F. Narboni - Le fil d'or
Il s’agit – c’est là l’essentiel – traçant le trait instantané, de capter le souffle, le rythme, faute de quoi la vie ne passe pas.
« Le souffle devient geste » en référence à François Cheng. Pour Karlfried Graf Dürckheim, le chemin initiatique est un chemin de maturation où l’expérience est centrale. « Pour cela, il faut que, dans une expérience particulière, il soit amené à prendre conscience de son être essentiel et de sa destinée ». Expérience du corps, du geste, du souffle, expérience intérieure, qui passe par l’exercice méditatif. Qu’il soit à médiation corporelle ou artistique, qu’il s’appuie sur la tradition (japonaise, indienne ou chinoise …) ou laisse place à l’improvisation, le sens profond de l’exercice est de libérer le geste, d’en faire un geste vivant, incarné, engageant la personne entière, le « corps que l’on est ». L’exercice quel qu’il soit a pour but le geste pur.
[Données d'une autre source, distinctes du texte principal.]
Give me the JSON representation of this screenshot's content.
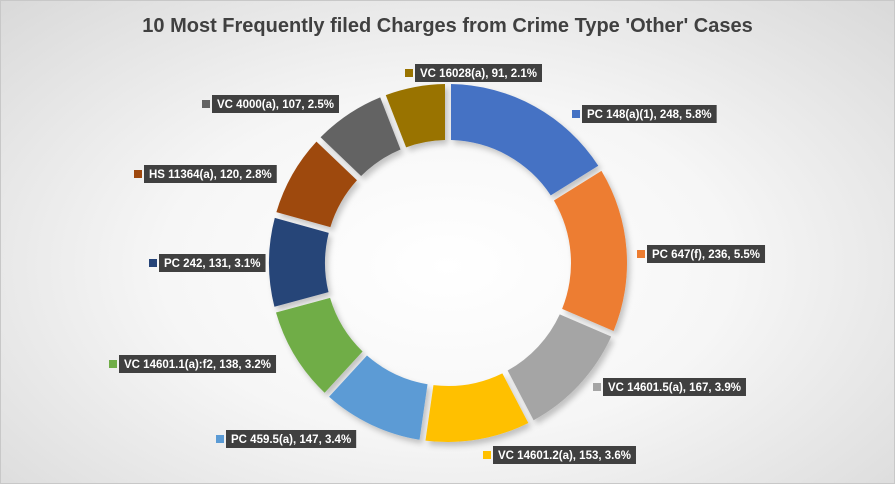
{
  "chart_data": {
    "type": "pie",
    "variant": "doughnut",
    "title": "10 Most Frequently filed Charges from Crime Type 'Other' Cases",
    "slices": [
      {
        "code": "PC",
        "charge": "148(a)(1)",
        "value": 248,
        "pct": "5.8%",
        "label": "PC  148(a)(1), 248, 5.8%",
        "color": "#4472C4"
      },
      {
        "code": "PC",
        "charge": "647(f)",
        "value": 236,
        "pct": "5.5%",
        "label": "PC  647(f), 236, 5.5%",
        "color": "#ED7D31"
      },
      {
        "code": "VC",
        "charge": "14601.5(a)",
        "value": 167,
        "pct": "3.9%",
        "label": "VC  14601.5(a), 167, 3.9%",
        "color": "#A5A5A5"
      },
      {
        "code": "VC",
        "charge": "14601.2(a)",
        "value": 153,
        "pct": "3.6%",
        "label": "VC  14601.2(a), 153, 3.6%",
        "color": "#FFC000"
      },
      {
        "code": "PC",
        "charge": "459.5(a)",
        "value": 147,
        "pct": "3.4%",
        "label": "PC  459.5(a), 147, 3.4%",
        "color": "#5B9BD5"
      },
      {
        "code": "VC",
        "charge": "14601.1(a):f2",
        "value": 138,
        "pct": "3.2%",
        "label": "VC  14601.1(a):f2, 138, 3.2%",
        "color": "#70AD47"
      },
      {
        "code": "PC",
        "charge": "242",
        "value": 131,
        "pct": "3.1%",
        "label": "PC  242, 131, 3.1%",
        "color": "#264478"
      },
      {
        "code": "HS",
        "charge": "11364(a)",
        "value": 120,
        "pct": "2.8%",
        "label": "HS  11364(a), 120, 2.8%",
        "color": "#9E480E"
      },
      {
        "code": "VC",
        "charge": "4000(a)",
        "value": 107,
        "pct": "2.5%",
        "label": "VC  4000(a), 107, 2.5%",
        "color": "#636363"
      },
      {
        "code": "VC",
        "charge": "16028(a)",
        "value": 91,
        "pct": "2.1%",
        "label": "VC  16028(a), 91, 2.1%",
        "color": "#997300"
      }
    ],
    "legend": "none",
    "data_labels": "callouts"
  }
}
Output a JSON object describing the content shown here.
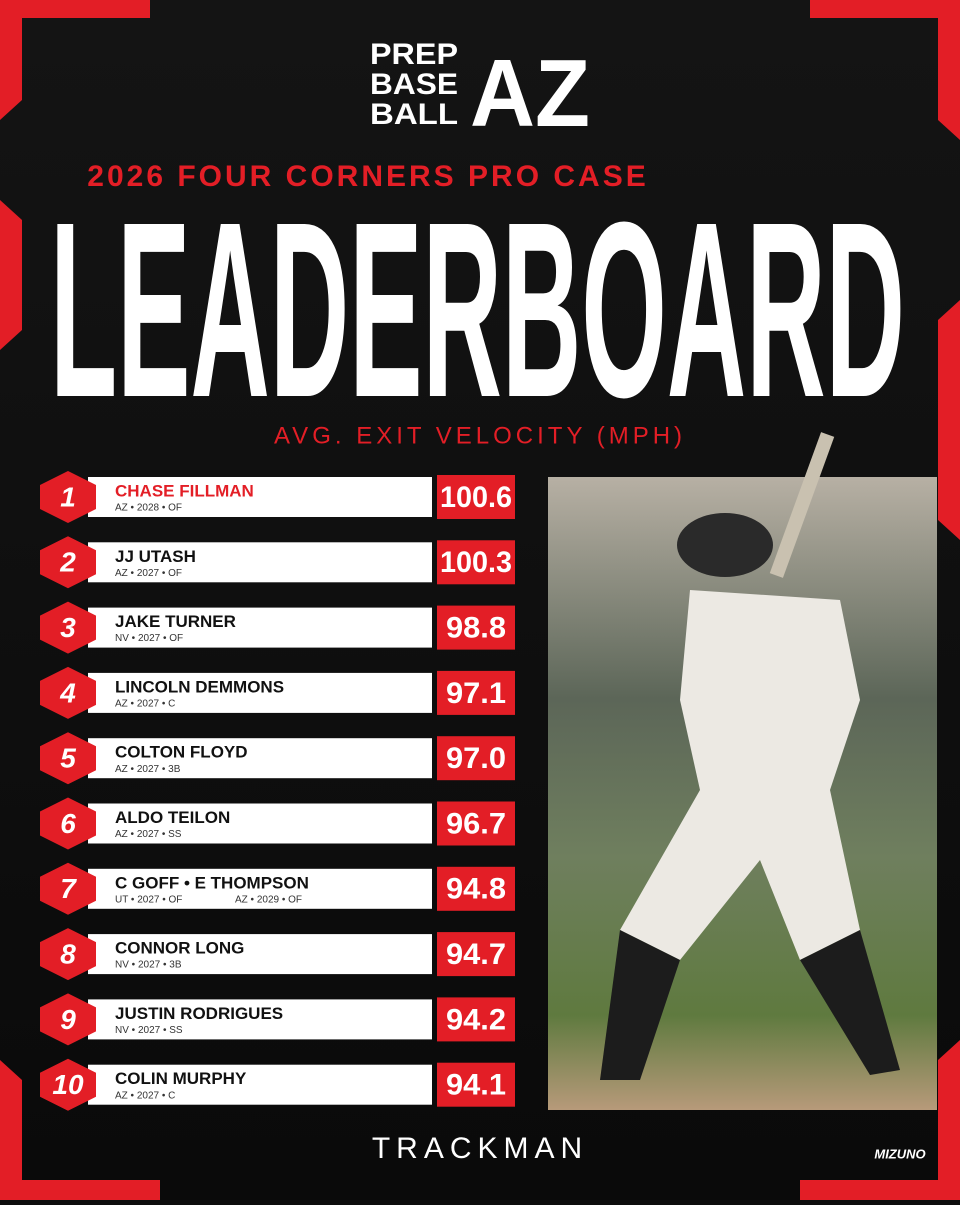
{
  "logo": {
    "lines": [
      "PREP",
      "BASE",
      "BALL"
    ],
    "mark": "AZ"
  },
  "subtitle": "2026 FOUR CORNERS PRO CASE",
  "title": "LEADERBOARD",
  "metric": "AVG. EXIT VELOCITY (MPH)",
  "rows": [
    {
      "rank": "1",
      "name": "CHASE FILLMAN",
      "details": [
        "AZ • 2028 • OF"
      ],
      "value": "100.6"
    },
    {
      "rank": "2",
      "name": "JJ UTASH",
      "details": [
        "AZ • 2027 • OF"
      ],
      "value": "100.3"
    },
    {
      "rank": "3",
      "name": "JAKE TURNER",
      "details": [
        "NV • 2027 • OF"
      ],
      "value": "98.8"
    },
    {
      "rank": "4",
      "name": "LINCOLN DEMMONS",
      "details": [
        "AZ • 2027 • C"
      ],
      "value": "97.1"
    },
    {
      "rank": "5",
      "name": "COLTON FLOYD",
      "details": [
        "AZ • 2027 • 3B"
      ],
      "value": "97.0"
    },
    {
      "rank": "6",
      "name": "ALDO TEILON",
      "details": [
        "AZ • 2027 • SS"
      ],
      "value": "96.7"
    },
    {
      "rank": "7",
      "name": "C GOFF • E THOMPSON",
      "details": [
        "UT • 2027 • OF",
        "AZ • 2029 • OF"
      ],
      "value": "94.8"
    },
    {
      "rank": "8",
      "name": "CONNOR LONG",
      "details": [
        "NV • 2027 • 3B"
      ],
      "value": "94.7"
    },
    {
      "rank": "9",
      "name": "JUSTIN RODRIGUES",
      "details": [
        "NV • 2027 • SS"
      ],
      "value": "94.2"
    },
    {
      "rank": "10",
      "name": "COLIN MURPHY",
      "details": [
        "AZ • 2027 • C"
      ],
      "value": "94.1"
    }
  ],
  "footer": {
    "sponsor": "TRACKMAN",
    "brand": "MIZUNO"
  }
}
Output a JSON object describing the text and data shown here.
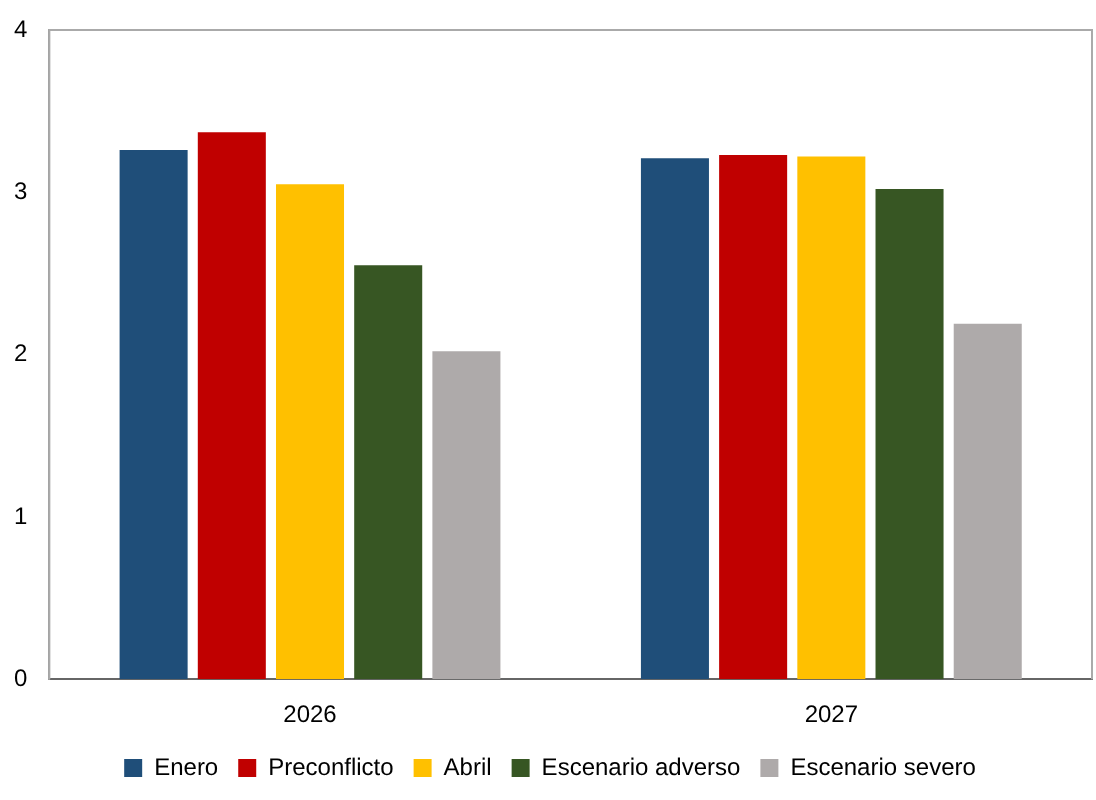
{
  "chart_data": {
    "type": "bar",
    "categories": [
      "2026",
      "2027"
    ],
    "series": [
      {
        "name": "Enero",
        "color": "#1f4e79",
        "values": [
          3.26,
          3.21
        ]
      },
      {
        "name": "Preconflicto",
        "color": "#c00000",
        "values": [
          3.37,
          3.23
        ]
      },
      {
        "name": "Abril",
        "color": "#ffc000",
        "values": [
          3.05,
          3.22
        ]
      },
      {
        "name": "Escenario adverso",
        "color": "#375623",
        "values": [
          2.55,
          3.02
        ]
      },
      {
        "name": "Escenario severo",
        "color": "#aeaaaa",
        "values": [
          2.02,
          2.19
        ]
      }
    ],
    "ylim": [
      0,
      4
    ],
    "yticks": [
      0,
      1,
      2,
      3,
      4
    ],
    "grid": false,
    "legend": "bottom"
  }
}
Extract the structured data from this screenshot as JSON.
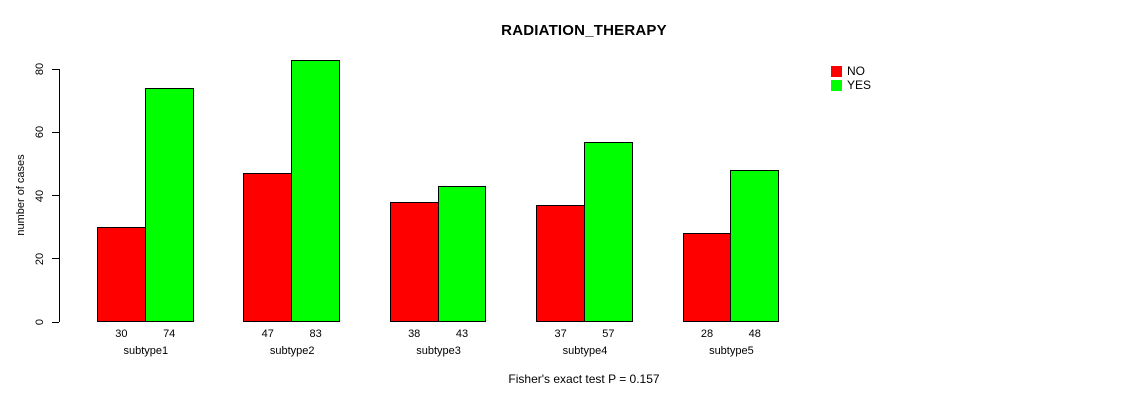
{
  "chart_data": {
    "type": "bar",
    "title": "RADIATION_THERAPY",
    "categories": [
      "subtype1",
      "subtype2",
      "subtype3",
      "subtype4",
      "subtype5"
    ],
    "series": [
      {
        "name": "NO",
        "color": "#ff0000",
        "values": [
          30,
          47,
          38,
          37,
          28
        ]
      },
      {
        "name": "YES",
        "color": "#00ff00",
        "values": [
          74,
          83,
          43,
          57,
          48
        ]
      }
    ],
    "xlabel": "",
    "ylabel": "number of cases",
    "ylim": [
      0,
      80
    ],
    "yticks": [
      0,
      20,
      40,
      60,
      80
    ],
    "grid": false,
    "legend_position": "top-right",
    "bar_value_labels": true
  },
  "caption": "Fisher's exact test P = 0.157"
}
Qu’est-ce que le geste pur ? C’est le geste purifié de l’ambition, de l’angoisse, du vouloir faire qui s’origine dans le moi […].
Apprentissage donc de la vigilance, de la présence, qui s’exerce aussi dans les activités de la vie quotidienne. Le champ de l’expérience s’étend au « quotidien comme exercice », dans la conscience de ce que l’on fait, là où chaque mouvement devient geste et où se vit l’expression d’une qualité qui maintient le « fil d’or » avec sa profondeur.
Il s’agit toujours, quel que soit l’exercice, de trouver son rythme, ralentir, s’arrêter, se mettre à l’écoute de son intériorité, du tempo du souffle, vivre la lenteur comme expérience de la profondeur. Pour prendre conscience du chemin : « ne jamais aller plus loin qu’il n’est possible. Peu importe que ce soit très lent. Ce qui est important c’est de maintenir un rythme [1] ».
Mouvement du corps, mouvement de la vie épousant le mouvement du souffle, s’y accordant, jusqu’à ce que ce soit le « rythme qui nous respire ».
Pour Dürckheim, la respiration est la clé de l’exercice initiatique parce qu’elle « représente la formule vivante de tout ce qui vit. La tension que représente le yang est juste dans la mesure où elle est remplie d’une détente. Dans l’action juste, le muscle est nécessairement tendu, mais le tissu, c’est-à-dire l’homme, doit être détendu[2].
De même que la respiration « s’effectue, grandit, s’épanouit dans l’éternel cycle du devenir et du disparaitre de la forme [3] », l’exercice demande à ne rien figer, ni scléroser mais à « accrocher le vivant en soi », l’impermanence, nous invitant ainsi à cultiver une qualité de présence à ce que qui est donné, et qui change instant après instant.
Peut naitre alors cette sensation particulière que la fin d’un mouvement contient en germe le début du suivant, dans le même processus de vie qui anime l’alternance des saisons, du jour et de la nuit, de l’inspir et de l’expir, posant l’immobilité au cœur du mouvement, le mouvement au cœur de l’immobilité.
Au rythme de sa respiration, du vide et du plein, de ses temps de suspension, se vit l’engagement et la détente, la rigueur et la fluidité ; un motif prend forme, une phrase s’écrit en « fil d’or » dans la gestuelle du corps.